Saturday, August 29, 2009

Weekly Blog

Living in a Material World
With all the technological advances that we're having every few months or so, the demand for newer better things are increasing. However old the motto, "keep up with the Joneses," still applies to society today. Many know that there is more to life than what it has to offer, like fame, riches, a big house, or sports car, but may choose to dismiss it or are simply content in the current state they are in.

In class, we read a poem about Richard Cory by Edwin Arlington Robinson
. No doubt, the first thing on my mind was Simon and Garfunkel's Richard Cory.
(Song could be heard by clicking HERE)
We discussed how Richard Cory was a well respected man and how everyone strived to be like him. Many also envied his status in society. When I read this poem, it reminded me about how materialistic the world is in its quest to obtain anything that's better than the "outdated" objects.

We see that Richard Cory had everything one could possibly ask for: riches, fame, ect. but he went about it with a humble attitude. From the poem, one can say he was not one that would flaunt his status. Although he seemed to have everything and was set for life, the end of the poem reveals a different story, "[Richard Cory] went home and put a bullet in his head."
Although he lived a life of luxury, there was an internal conflict. In my opinion, it seems as if Richard Cory was not satisfied in all that the world had to offer. He chased everything in the world and came up empty.

Many find what they need to keep them going, whether it be family, faith, friends, love, trust. The world cannot create or provide these things for us. We cannot make the world genuinely love us. We cannot have the same bond with the world that which we could share with our family and friends. Our faith, whether it be in God, our family, or in people we trust, will not fail, but our faith in the world would be fleeting. "All flesh is grass..." (Isaiah 40:6-8)
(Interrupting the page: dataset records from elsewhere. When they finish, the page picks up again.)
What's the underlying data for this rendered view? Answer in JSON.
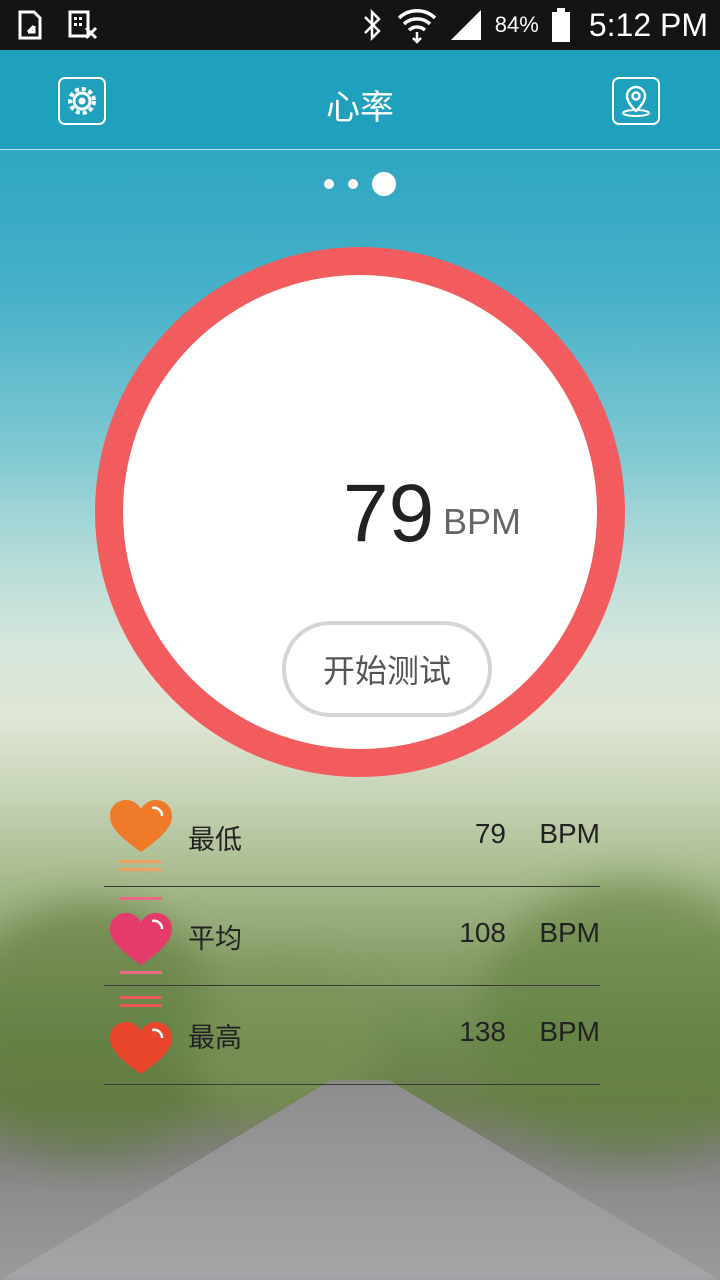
{
  "status_bar": {
    "battery": "84%",
    "time": "5:12 PM",
    "icons": [
      "sim-transfer-icon",
      "storage-off-icon",
      "bluetooth-icon",
      "wifi-icon",
      "signal-icon",
      "battery-icon"
    ]
  },
  "header": {
    "title": "心率",
    "left_icon": "settings-gear-icon",
    "right_icon": "location-pin-icon",
    "color": "#1fa0bd"
  },
  "pager": {
    "count": 3,
    "active_index": 2
  },
  "gauge": {
    "value": "79",
    "unit": "BPM",
    "start_button": "开始测试",
    "ring_color": "#f25c5e"
  },
  "stats": [
    {
      "label": "最低",
      "value": "79",
      "unit": "BPM",
      "icon": "heart-low-icon",
      "color": "#ee7a2a"
    },
    {
      "label": "平均",
      "value": "108",
      "unit": "BPM",
      "icon": "heart-average-icon",
      "color": "#e43b6a"
    },
    {
      "label": "最高",
      "value": "138",
      "unit": "BPM",
      "icon": "heart-high-icon",
      "color": "#e9452a"
    }
  ]
}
Also in class this week, our classes wrote an in class essay. When Mr. Burke presented the in class essay example, I marveled at how much better that person was in writing. His use of expansive vocabulary, imagery, and connections to today just left me in awe. It has shown me the concepts I should grasp. Although our ideas were the same along the lines of "without words, ideas are powerless," the writer found so much more to write about than myself. Also, I find myself constrict myself in writing and Mr. Burke said, literature must flow. Literature is art and it should not be held back. Should U2 play their greatest hit only up to the middle? Of course not! Not only will they play it through, but they'll probably have an extensive intro, bridge, and ending; just as my writing should be. I have a lot to learn and as long as I'm willing to learn, I can achieve it.

Monday, August 17, 2009

"The Wanderer Above a Sea of Fog"

In Class Questions:
-Why paint the backside of a man instead of showing his face?
-Is he alone?
-Is he on a mission?
-Why on a foggy day and not a sunny day?
-Why does the picture have an ominous feel to it?
-Is the picture foreshadowing the man's destiny?

Response to the Question:
My journey this semester is going to be a rough one. I know where I want to go, but before I can get there, I have to deal with my classes with homework, volunteering, sports and college applications to juggle. My goal is in site, but I've got to work hard to get there just as this man in the painting must work to reach his final destination.
In order for me to reach this goal without completely losing myself in the process, I have things that keep me going like my family, friends and youth group. In the picture, the man is holding a walking stick or cane. This can be interpreted as his item that comforts him. Maybe it reminds him of a fond memory that keeps him going.
The painter painted the backside of the man so that the onlooker could relate to the picture him or herself. For the man to be alone may mean it must be a personal journey. Maybe it is a search for his place in the world.
The ominous feel to the picture, represented by the mists or fog, may foreshadow the trials and tribulations that are to come in the man's journey while he does his best to accomplish his goal. Through these trials and tribulations, he can see out who he is as a person and see what he is made of. It seems like the man is accomplishing his goals one step at a time. Although one may seem to have a goal set for him or herself, there are still unaccounted obstacles that may hinder him from accomplishing his goal, but from the man's stance he looks as if he has prepared himself for both the triumphs and disappointments.